Question for the proof of $L^p$ space

This is simply $$ \frac{\|f\|_q^q}{\alpha^q}\geq\frac{\|f\|_p^p}{\alpha^p} \iff \alpha^{q-p}\leq \frac{\|f\|_q^q}{\|f\|_p^p} \iff \alpha\leq \left(\frac{\|f\|_q^q}{\|f\|_p^p}\right)^{\frac1{q-p}}=B. $$ Thus $$ \min\left\{\frac{\|f\|_q^q}{\alpha^q},\frac{\|f\|_p^p}{\alpha^p}\right\} =\begin{cases} \frac{\|f\|_p^p}{\alpha^p},&\ \alpha\leq B \\ \ \\ \frac{\|f\|_q^q}{\alpha^q},&\ \alpha>B \end{cases} $$

This is a classical technique in harmonic analysis with the title: let some constant to be determined later. You may try to put $B=1$ to see what happen, of course, you cannot conclude anything actually. So the strategy is to keep $B$ fixed and we will config the value of $B$ while needed.

If we want $\min\{\alpha^{-p}\|f\|_{p,\infty}^{p},\alpha^{-q}\|f\|_{q,\infty}^{q}\}=\alpha^{-p}\|f\|_{p,\infty}^{p}$, this means $\alpha^{-p}\|f\|_{p,\infty}^{p}\leq\alpha^{-q}\|f\|_{q,\infty}^{q}$, so $\dfrac{\|f\|_{q,\infty}^{q}}{\|f\|_{p,\infty}^{p}}\geq\dfrac{\alpha^{q}}{\alpha^{p}}=\alpha^{q-p}$, so $\alpha\leq B$, where we need the role of $B$ to be satisfying in this fashion.

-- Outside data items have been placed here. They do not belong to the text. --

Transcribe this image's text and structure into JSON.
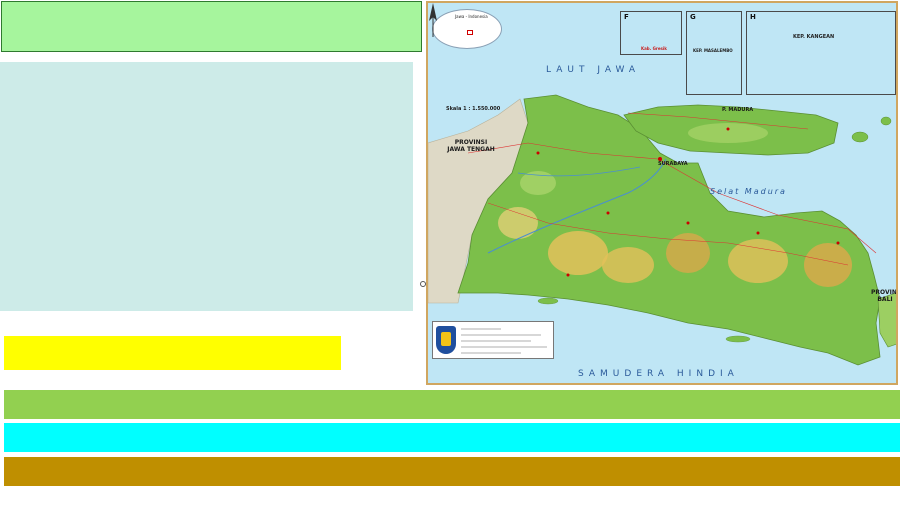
{
  "map": {
    "seas": {
      "java_sea": "LAUT JAWA",
      "madura_strait": "Selat Madura",
      "indian_ocean": "SAMUDERA HINDIA"
    },
    "provinces": {
      "central_java": "PROVINSI JAWA TENGAH",
      "bali": "PROVINSI BALI"
    },
    "cities": {
      "surabaya": "SURABAYA",
      "madura": "P. MADURA"
    },
    "scale": "Skala 1 : 1.550.000",
    "locator_title": "Jawa - Indonesia",
    "insets": [
      {
        "letter": "F",
        "caption": "Kab. Gresik"
      },
      {
        "letter": "G",
        "caption": "KEP. MASALEMBO"
      },
      {
        "letter": "H",
        "caption": "KEP. KANGEAN"
      }
    ],
    "colors": {
      "sea": "#bfe6f5",
      "lowland": "#7cbf4a",
      "upland": "#e3c15a",
      "frame": "#d0a660"
    }
  }
}
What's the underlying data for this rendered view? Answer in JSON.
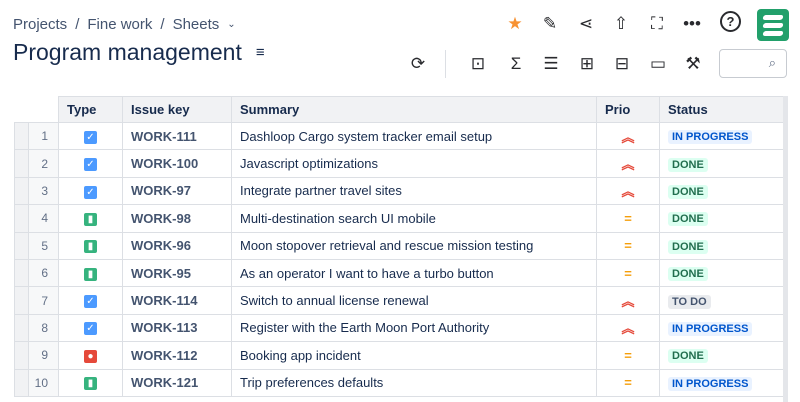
{
  "breadcrumb": {
    "items": [
      "Projects",
      "Fine work",
      "Sheets"
    ]
  },
  "page_title": "Program management",
  "toolbar_icons": [
    "star-icon",
    "edit-icon",
    "share-icon",
    "export-icon",
    "fullscreen-icon",
    "more-icon",
    "help-icon"
  ],
  "search": {
    "placeholder": ""
  },
  "table": {
    "columns": [
      "Type",
      "Issue key",
      "Summary",
      "Prio",
      "Status"
    ],
    "rows": [
      {
        "n": "1",
        "type": "task",
        "key": "WORK-111",
        "summary": "Dashloop Cargo system tracker email setup",
        "prio": "high",
        "status": "IN PROGRESS"
      },
      {
        "n": "2",
        "type": "task",
        "key": "WORK-100",
        "summary": "Javascript optimizations",
        "prio": "high",
        "status": "DONE"
      },
      {
        "n": "3",
        "type": "task",
        "key": "WORK-97",
        "summary": "Integrate partner travel sites",
        "prio": "high",
        "status": "DONE"
      },
      {
        "n": "4",
        "type": "story",
        "key": "WORK-98",
        "summary": "Multi-destination search UI mobile",
        "prio": "medium",
        "status": "DONE"
      },
      {
        "n": "5",
        "type": "story",
        "key": "WORK-96",
        "summary": "Moon stopover retrieval and rescue mission testing",
        "prio": "medium",
        "status": "DONE"
      },
      {
        "n": "6",
        "type": "story",
        "key": "WORK-95",
        "summary": "As an operator I want to have a turbo button",
        "prio": "medium",
        "status": "DONE"
      },
      {
        "n": "7",
        "type": "task",
        "key": "WORK-114",
        "summary": "Switch to annual license renewal",
        "prio": "high",
        "status": "TO DO"
      },
      {
        "n": "8",
        "type": "task",
        "key": "WORK-113",
        "summary": "Register with the Earth Moon Port Authority",
        "prio": "high",
        "status": "IN PROGRESS"
      },
      {
        "n": "9",
        "type": "bug",
        "key": "WORK-112",
        "summary": "Booking app incident",
        "prio": "medium",
        "status": "DONE"
      },
      {
        "n": "10",
        "type": "story",
        "key": "WORK-121",
        "summary": "Trip preferences defaults",
        "prio": "medium",
        "status": "IN PROGRESS"
      }
    ]
  },
  "colors": {
    "task": "#4c9aff",
    "story": "#36b37e",
    "bug": "#e5493a",
    "high": "#e5493a",
    "medium": "#f59e0b",
    "star": "#f79233",
    "brand": "#22a06b"
  }
}
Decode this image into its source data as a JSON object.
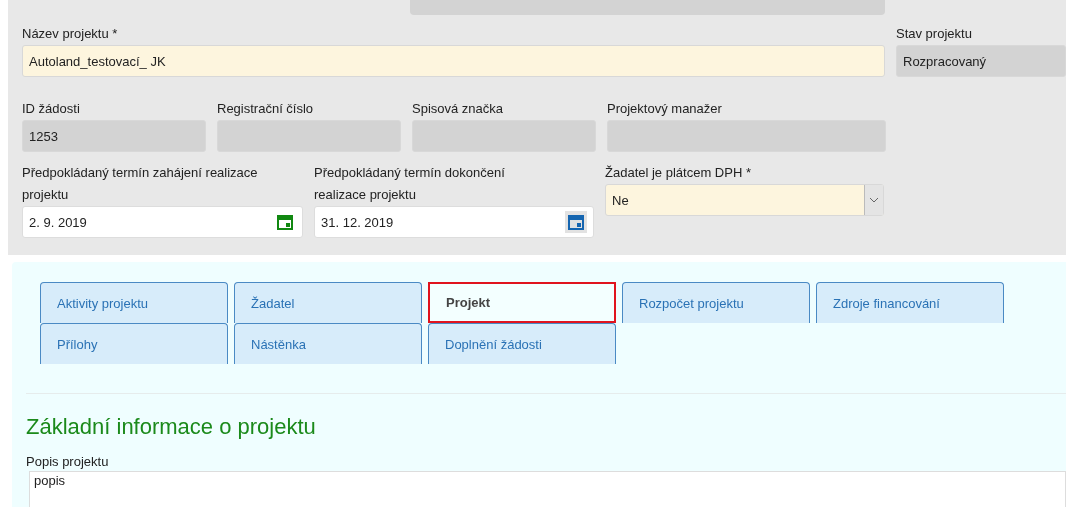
{
  "project_name": {
    "label": "Název projektu *",
    "value": "Autoland_testovací_ JK"
  },
  "status": {
    "label": "Stav projektu",
    "value": "Rozpracovaný"
  },
  "info_fields": [
    {
      "label": "ID žádosti",
      "value": "1253"
    },
    {
      "label": "Registrační číslo"
    },
    {
      "label": "Spisová značka"
    },
    {
      "label": "Projektový manažer"
    }
  ],
  "dates": [
    {
      "label": "Předpokládaný termín zahájení realizace projektu",
      "value": "2. 9. 2019",
      "color": "#118811"
    },
    {
      "label": "Předpokládaný termín dokončení realizace projektu",
      "value": "31. 12. 2019",
      "color": "#1565b0"
    }
  ],
  "vat_select": {
    "label": "Žadatel je plátcem DPH *",
    "value": "Ne"
  },
  "tab_rows": [
    [
      {
        "label": "Aktivity projektu",
        "selected": false,
        "highlighted": false
      },
      {
        "label": "Žadatel",
        "selected": false,
        "highlighted": false
      },
      {
        "label": "Projekt",
        "selected": true,
        "highlighted": true
      },
      {
        "label": "Rozpočet projektu",
        "selected": false,
        "highlighted": false
      },
      {
        "label": "Zdroje financování",
        "selected": false,
        "highlighted": false
      }
    ],
    [
      {
        "label": "Přílohy",
        "selected": false,
        "highlighted": false
      },
      {
        "label": "Nástěnka",
        "selected": false,
        "highlighted": false
      },
      {
        "label": "Doplnění žádosti",
        "selected": false,
        "highlighted": false
      }
    ]
  ],
  "section": {
    "title": "Základní informace o projektu",
    "description_label": "Popis projektu",
    "description": "popis"
  }
}
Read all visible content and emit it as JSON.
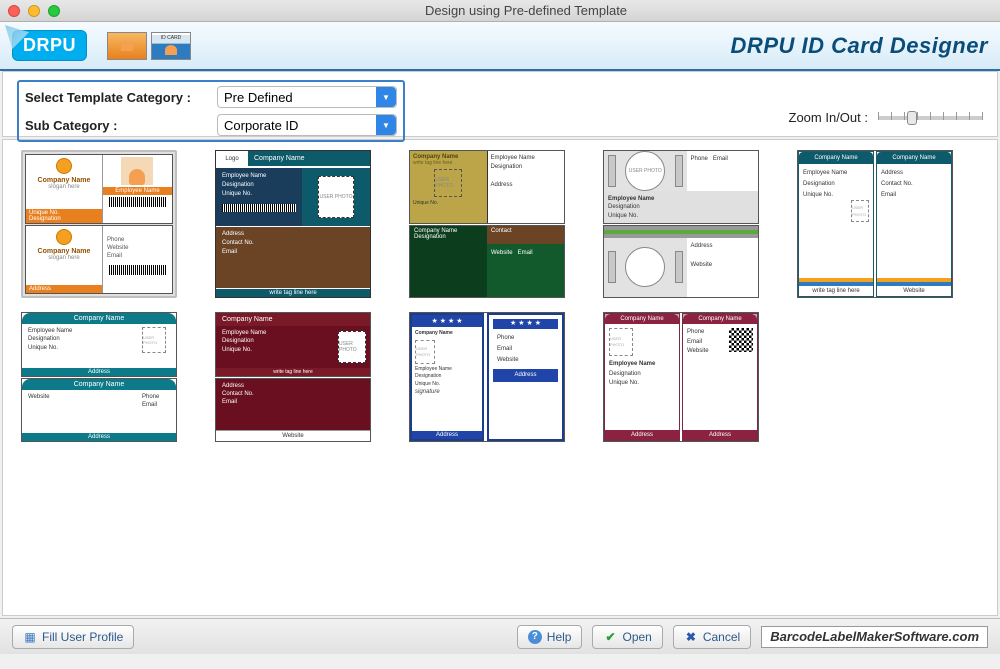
{
  "window": {
    "title": "Design using Pre-defined Template"
  },
  "header": {
    "app_name": "DRPU ID Card Designer",
    "logo_text": "DRPU",
    "sample_card_label": "ID CARD"
  },
  "controls": {
    "category_label": "Select Template Category :",
    "category_value": "Pre Defined",
    "subcategory_label": "Sub Category :",
    "subcategory_value": "Corporate ID",
    "zoom_label": "Zoom In/Out :"
  },
  "placeholders": {
    "company_name": "Company Name",
    "slogan": "slogan here",
    "employee_name": "Employee Name",
    "designation": "Designation",
    "unique_no": "Unique No.",
    "address": "Address",
    "phone": "Phone",
    "website": "Website",
    "email": "Email",
    "contact_no": "Contact No.",
    "contact": "Contact",
    "logo": "Logo",
    "user_photo": "USER\nPHOTO",
    "tag_line": "write tag line here"
  },
  "bottom": {
    "fill_profile": "Fill User Profile",
    "help": "Help",
    "open": "Open",
    "cancel": "Cancel",
    "url": "BarcodeLabelMakerSoftware.com"
  }
}
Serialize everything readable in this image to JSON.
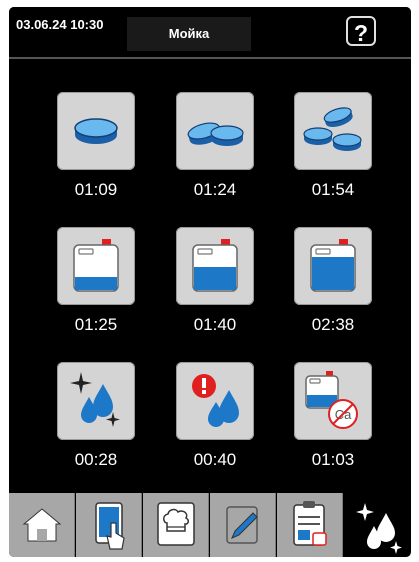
{
  "header": {
    "datetime": "03.06.24  10:30",
    "title": "Мойка",
    "help_icon": "help-icon",
    "help_label": "?"
  },
  "programs": [
    {
      "icon": "one-tablet-icon",
      "time": "01:09"
    },
    {
      "icon": "two-tablets-icon",
      "time": "01:24"
    },
    {
      "icon": "three-tablets-icon",
      "time": "01:54"
    },
    {
      "icon": "canister-low-level-icon",
      "time": "01:25"
    },
    {
      "icon": "canister-medium-level-icon",
      "time": "01:40"
    },
    {
      "icon": "canister-high-level-icon",
      "time": "02:38"
    },
    {
      "icon": "sparkle-drops-icon",
      "time": "00:28"
    },
    {
      "icon": "alert-drops-icon",
      "time": "00:40"
    },
    {
      "icon": "canister-no-calcium-icon",
      "time": "01:03"
    }
  ],
  "tabs": [
    {
      "icon": "home-icon"
    },
    {
      "icon": "touch-screen-icon"
    },
    {
      "icon": "chef-hat-icon"
    },
    {
      "icon": "edit-icon"
    },
    {
      "icon": "clipboard-icon"
    },
    {
      "icon": "cleaning-drops-icon",
      "active": true
    }
  ],
  "colors": {
    "background": "#000000",
    "tile": "#d4d4d4",
    "tab": "#a7a7a7",
    "accent_blue": "#1e78c8",
    "alert_red": "#e02020"
  }
}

Further note here: in elementary mathematical analysis, when we deal with integral like $\displaystyle\int_{0}^{\infty}\dfrac{e^{-x}}{x^{1/2}}dx$, one deal with random partition of the domain of the integral to be $[0,c]$ and $[c,\infty)$ and it still goes through: $\displaystyle\int_{0}^{c}\dfrac{e^{-x}}{x^{1/2}}dx+\int_{c}^{\infty}\dfrac{e^{-x}}{x^{1/2}}dx<\infty$. Unfortunately, when we deal with more delicate integral like your question, usually one cannot set $B$ to be arbitrary number, it depends heavily on the context.